Like sirens, four nurses emerge from the bathtubs on stage. As we learn about them in monologue and dialogue, we are introduced to a quartet of women who appear resoundingly normal; flawed, yes, but all too human in their responses to their profession, and to telling us what in their life might have sent them seriously astray.
Writer Jessica Ross’ play is both character piece and psychological thriller, based on a true-life incident which was uncovered in Austria in 1991, in which four nurses – the ‘Lainz Angels of Death’ – were convicted of killing 49 patients and suspected of killing 150 more, many by the undetectable method of forcing water into their lungs.
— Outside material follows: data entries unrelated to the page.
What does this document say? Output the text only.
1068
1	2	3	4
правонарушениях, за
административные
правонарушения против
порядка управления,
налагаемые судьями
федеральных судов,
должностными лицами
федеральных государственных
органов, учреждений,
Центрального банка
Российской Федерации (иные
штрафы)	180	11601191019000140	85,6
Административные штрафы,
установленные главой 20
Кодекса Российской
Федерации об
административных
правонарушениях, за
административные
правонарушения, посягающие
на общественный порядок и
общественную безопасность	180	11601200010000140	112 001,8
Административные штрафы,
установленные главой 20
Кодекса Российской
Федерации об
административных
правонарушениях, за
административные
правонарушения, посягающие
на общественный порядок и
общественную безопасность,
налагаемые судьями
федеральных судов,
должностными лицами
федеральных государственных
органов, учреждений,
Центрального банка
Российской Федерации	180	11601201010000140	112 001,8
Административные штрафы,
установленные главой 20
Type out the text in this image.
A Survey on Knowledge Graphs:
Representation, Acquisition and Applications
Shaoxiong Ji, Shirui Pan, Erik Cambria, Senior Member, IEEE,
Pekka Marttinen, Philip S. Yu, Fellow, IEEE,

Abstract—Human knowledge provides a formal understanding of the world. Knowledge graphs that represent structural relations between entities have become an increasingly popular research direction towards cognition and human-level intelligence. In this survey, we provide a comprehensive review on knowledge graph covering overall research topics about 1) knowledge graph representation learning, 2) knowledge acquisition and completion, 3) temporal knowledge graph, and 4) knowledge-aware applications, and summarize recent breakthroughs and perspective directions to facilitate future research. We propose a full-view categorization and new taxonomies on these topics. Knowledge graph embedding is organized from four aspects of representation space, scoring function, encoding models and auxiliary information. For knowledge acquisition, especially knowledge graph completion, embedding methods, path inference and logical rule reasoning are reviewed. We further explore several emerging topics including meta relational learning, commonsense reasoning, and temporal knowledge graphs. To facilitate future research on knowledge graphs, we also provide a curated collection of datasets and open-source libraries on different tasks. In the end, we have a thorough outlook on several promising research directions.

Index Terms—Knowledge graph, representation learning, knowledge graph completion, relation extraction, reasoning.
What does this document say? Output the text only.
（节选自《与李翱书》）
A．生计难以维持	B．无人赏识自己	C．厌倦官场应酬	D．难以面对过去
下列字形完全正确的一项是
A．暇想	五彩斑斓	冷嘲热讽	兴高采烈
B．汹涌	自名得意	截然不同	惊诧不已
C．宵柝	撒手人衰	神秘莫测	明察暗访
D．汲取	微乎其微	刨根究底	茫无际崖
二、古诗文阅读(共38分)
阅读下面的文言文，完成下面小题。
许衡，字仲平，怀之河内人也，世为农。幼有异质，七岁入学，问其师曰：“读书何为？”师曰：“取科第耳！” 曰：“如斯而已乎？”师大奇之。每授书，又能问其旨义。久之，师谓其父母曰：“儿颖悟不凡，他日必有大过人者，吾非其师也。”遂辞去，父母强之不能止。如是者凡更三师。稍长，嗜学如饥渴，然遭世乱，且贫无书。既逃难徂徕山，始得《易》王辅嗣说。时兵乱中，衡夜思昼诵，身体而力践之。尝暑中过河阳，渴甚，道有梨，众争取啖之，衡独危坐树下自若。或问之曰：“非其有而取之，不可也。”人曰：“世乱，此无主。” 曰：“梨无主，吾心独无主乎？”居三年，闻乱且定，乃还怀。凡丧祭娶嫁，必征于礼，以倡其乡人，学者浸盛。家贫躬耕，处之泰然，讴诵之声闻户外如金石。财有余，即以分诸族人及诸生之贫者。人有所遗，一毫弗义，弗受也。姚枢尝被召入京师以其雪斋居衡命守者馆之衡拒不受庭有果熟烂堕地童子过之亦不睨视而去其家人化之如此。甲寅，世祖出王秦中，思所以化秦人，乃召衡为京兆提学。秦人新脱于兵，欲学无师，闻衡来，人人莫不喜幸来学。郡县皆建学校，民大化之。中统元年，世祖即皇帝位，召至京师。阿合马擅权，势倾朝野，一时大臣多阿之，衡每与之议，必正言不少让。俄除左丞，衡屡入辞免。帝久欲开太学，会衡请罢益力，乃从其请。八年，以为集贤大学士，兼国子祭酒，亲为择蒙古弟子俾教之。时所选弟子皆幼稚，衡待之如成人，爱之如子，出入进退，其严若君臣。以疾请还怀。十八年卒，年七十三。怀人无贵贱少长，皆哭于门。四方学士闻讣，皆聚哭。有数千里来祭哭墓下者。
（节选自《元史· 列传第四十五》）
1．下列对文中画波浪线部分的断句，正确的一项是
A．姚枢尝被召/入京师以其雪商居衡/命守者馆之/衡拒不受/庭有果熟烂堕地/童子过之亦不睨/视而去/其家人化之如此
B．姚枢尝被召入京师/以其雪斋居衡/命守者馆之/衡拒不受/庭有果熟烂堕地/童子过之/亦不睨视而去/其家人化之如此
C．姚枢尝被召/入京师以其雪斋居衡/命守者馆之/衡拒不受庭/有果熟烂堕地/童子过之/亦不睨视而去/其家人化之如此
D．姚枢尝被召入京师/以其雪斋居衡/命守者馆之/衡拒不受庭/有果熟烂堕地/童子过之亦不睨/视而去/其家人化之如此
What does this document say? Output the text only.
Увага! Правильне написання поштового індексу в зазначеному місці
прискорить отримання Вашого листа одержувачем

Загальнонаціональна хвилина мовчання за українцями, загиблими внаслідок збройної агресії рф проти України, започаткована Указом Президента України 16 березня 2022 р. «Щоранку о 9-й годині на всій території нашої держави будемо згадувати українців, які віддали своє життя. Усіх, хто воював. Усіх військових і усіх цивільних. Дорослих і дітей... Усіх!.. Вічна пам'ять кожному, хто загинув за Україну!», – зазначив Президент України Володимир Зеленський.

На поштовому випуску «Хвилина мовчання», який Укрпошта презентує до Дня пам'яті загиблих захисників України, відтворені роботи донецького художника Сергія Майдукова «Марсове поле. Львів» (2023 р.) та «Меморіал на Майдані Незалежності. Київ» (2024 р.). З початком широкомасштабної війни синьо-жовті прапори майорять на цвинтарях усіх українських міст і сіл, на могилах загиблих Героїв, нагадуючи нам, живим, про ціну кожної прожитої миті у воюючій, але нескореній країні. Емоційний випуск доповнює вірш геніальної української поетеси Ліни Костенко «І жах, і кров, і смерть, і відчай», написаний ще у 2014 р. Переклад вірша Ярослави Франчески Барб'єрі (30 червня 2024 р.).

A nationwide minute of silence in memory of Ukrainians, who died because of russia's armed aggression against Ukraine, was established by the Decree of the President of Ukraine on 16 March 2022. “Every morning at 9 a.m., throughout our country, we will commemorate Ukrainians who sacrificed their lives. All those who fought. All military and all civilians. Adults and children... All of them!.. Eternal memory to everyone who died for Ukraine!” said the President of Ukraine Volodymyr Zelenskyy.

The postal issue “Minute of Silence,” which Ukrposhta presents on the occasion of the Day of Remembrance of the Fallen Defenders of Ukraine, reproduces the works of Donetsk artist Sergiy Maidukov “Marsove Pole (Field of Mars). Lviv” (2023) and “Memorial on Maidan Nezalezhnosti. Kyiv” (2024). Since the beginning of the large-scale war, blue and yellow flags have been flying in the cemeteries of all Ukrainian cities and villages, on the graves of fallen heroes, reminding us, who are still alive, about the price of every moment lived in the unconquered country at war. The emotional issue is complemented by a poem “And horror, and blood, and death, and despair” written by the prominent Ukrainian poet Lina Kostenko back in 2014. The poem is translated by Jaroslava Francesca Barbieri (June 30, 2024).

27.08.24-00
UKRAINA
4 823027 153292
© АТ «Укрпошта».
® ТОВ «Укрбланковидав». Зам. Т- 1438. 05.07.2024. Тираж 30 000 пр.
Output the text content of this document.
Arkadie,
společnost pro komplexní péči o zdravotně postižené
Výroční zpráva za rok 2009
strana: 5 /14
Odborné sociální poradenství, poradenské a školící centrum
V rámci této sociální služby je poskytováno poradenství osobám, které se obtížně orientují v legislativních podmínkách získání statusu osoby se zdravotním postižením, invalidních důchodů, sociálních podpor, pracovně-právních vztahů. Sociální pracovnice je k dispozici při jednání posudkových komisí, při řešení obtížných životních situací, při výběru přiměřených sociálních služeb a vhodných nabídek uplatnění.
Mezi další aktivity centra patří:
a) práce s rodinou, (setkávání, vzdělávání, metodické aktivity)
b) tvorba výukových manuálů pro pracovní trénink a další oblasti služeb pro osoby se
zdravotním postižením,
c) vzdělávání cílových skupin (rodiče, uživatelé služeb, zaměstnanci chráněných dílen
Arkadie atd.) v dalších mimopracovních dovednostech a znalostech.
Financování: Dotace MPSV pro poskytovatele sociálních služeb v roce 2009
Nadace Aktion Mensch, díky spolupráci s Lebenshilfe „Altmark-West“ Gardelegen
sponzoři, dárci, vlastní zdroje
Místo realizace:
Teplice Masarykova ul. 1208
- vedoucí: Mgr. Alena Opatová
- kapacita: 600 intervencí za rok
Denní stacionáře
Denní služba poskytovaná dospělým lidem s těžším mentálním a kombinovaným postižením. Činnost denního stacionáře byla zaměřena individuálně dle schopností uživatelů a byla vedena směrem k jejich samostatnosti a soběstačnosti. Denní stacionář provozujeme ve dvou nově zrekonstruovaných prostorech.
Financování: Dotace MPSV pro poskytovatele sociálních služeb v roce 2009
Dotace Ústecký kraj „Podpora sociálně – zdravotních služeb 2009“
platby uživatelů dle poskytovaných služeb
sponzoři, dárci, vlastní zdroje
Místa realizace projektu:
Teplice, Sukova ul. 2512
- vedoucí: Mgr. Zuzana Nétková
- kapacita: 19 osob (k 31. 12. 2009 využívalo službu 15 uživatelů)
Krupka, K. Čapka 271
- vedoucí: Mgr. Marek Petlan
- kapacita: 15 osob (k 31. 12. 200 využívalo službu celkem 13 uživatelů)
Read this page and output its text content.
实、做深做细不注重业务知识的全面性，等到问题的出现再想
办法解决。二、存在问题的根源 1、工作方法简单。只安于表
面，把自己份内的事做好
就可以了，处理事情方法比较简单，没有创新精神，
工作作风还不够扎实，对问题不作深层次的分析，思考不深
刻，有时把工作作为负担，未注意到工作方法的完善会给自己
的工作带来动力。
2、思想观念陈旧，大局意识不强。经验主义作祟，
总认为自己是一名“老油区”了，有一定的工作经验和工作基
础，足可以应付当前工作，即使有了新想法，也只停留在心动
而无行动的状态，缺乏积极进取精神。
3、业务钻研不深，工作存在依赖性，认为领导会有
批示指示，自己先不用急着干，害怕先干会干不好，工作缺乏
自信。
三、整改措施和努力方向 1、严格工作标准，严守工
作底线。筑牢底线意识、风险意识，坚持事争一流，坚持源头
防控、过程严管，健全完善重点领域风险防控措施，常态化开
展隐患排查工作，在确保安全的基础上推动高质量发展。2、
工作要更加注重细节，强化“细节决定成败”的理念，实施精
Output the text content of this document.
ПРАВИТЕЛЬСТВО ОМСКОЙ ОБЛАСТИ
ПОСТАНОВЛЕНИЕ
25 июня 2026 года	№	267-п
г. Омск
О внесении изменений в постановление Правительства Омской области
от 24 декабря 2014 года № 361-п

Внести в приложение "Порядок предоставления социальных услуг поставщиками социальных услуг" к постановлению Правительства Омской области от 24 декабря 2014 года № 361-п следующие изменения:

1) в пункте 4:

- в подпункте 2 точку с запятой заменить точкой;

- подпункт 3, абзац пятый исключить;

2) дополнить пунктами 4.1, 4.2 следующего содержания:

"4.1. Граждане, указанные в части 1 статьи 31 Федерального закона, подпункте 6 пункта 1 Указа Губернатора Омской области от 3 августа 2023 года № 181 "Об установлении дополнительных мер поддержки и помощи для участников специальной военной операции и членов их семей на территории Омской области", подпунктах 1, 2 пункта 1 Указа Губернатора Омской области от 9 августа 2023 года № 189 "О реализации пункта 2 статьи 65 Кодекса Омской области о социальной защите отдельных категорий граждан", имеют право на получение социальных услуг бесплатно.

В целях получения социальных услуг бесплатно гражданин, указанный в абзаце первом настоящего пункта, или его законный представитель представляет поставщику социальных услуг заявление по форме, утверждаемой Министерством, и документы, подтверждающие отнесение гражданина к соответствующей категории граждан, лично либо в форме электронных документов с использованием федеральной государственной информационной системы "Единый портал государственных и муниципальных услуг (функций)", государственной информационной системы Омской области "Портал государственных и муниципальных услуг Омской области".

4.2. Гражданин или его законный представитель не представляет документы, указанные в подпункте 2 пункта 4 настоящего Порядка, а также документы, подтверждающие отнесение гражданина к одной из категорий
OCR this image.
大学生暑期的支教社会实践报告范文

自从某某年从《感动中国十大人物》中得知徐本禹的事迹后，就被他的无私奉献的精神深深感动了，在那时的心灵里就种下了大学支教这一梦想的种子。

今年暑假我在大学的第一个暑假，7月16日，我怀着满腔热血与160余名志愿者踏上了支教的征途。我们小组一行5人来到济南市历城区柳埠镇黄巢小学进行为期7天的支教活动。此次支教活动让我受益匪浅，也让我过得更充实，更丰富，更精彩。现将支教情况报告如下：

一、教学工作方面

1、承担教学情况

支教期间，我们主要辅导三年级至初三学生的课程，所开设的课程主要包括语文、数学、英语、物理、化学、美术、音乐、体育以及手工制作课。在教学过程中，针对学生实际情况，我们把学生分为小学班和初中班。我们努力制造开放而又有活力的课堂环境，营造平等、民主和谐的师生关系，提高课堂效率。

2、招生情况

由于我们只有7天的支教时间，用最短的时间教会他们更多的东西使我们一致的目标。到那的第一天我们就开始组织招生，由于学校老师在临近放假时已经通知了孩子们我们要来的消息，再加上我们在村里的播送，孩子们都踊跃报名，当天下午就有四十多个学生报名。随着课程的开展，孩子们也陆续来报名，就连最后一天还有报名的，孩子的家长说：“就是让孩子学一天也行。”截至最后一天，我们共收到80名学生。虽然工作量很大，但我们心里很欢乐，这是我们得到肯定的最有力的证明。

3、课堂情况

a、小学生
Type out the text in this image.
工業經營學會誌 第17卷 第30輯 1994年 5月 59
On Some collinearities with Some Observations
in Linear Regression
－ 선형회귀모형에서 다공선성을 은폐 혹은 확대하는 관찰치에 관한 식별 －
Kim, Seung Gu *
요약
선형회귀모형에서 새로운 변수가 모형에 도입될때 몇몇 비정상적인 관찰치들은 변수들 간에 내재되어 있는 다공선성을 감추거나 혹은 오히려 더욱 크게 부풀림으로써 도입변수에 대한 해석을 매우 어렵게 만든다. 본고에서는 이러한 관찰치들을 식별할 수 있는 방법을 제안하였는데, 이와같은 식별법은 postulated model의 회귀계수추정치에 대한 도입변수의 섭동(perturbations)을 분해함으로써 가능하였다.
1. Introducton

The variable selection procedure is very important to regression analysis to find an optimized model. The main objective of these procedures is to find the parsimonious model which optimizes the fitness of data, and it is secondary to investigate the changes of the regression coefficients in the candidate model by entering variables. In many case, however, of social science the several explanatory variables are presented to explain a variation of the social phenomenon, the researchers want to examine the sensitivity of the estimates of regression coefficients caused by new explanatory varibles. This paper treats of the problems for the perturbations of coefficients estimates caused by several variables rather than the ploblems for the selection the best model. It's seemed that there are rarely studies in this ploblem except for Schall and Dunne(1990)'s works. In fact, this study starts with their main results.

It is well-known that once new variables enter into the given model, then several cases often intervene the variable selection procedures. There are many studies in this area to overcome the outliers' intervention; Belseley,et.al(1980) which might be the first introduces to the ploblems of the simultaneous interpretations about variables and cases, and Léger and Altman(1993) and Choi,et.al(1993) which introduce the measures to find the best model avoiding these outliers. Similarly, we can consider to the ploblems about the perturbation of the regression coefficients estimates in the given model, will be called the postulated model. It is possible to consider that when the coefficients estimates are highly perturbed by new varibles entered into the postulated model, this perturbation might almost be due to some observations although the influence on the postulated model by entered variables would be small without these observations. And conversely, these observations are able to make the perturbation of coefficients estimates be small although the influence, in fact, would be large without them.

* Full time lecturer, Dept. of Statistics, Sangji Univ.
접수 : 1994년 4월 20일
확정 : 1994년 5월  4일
The murder scene witnessed here is disturbing and there is an incredibly dark sense of humour at play (Cyndi Lauper’s Girls Just Want to Have Fun is used for one scene transition). In the individual monologue pieces there is also more of an effort to unpick the motives that might have driven the quartet; from childhood trauma to substance abuse to existential crisis and the need to belong.
Yet in Steven Roy’s direction there is often a sense of lightness when the material is crying out for intensity, a feeling that this is a medical drama where new depths of horror are waiting to be plumbed. It’s an intriguing and well-performed character piece, although perhaps only true crime aficionados will be thoroughly satisfied.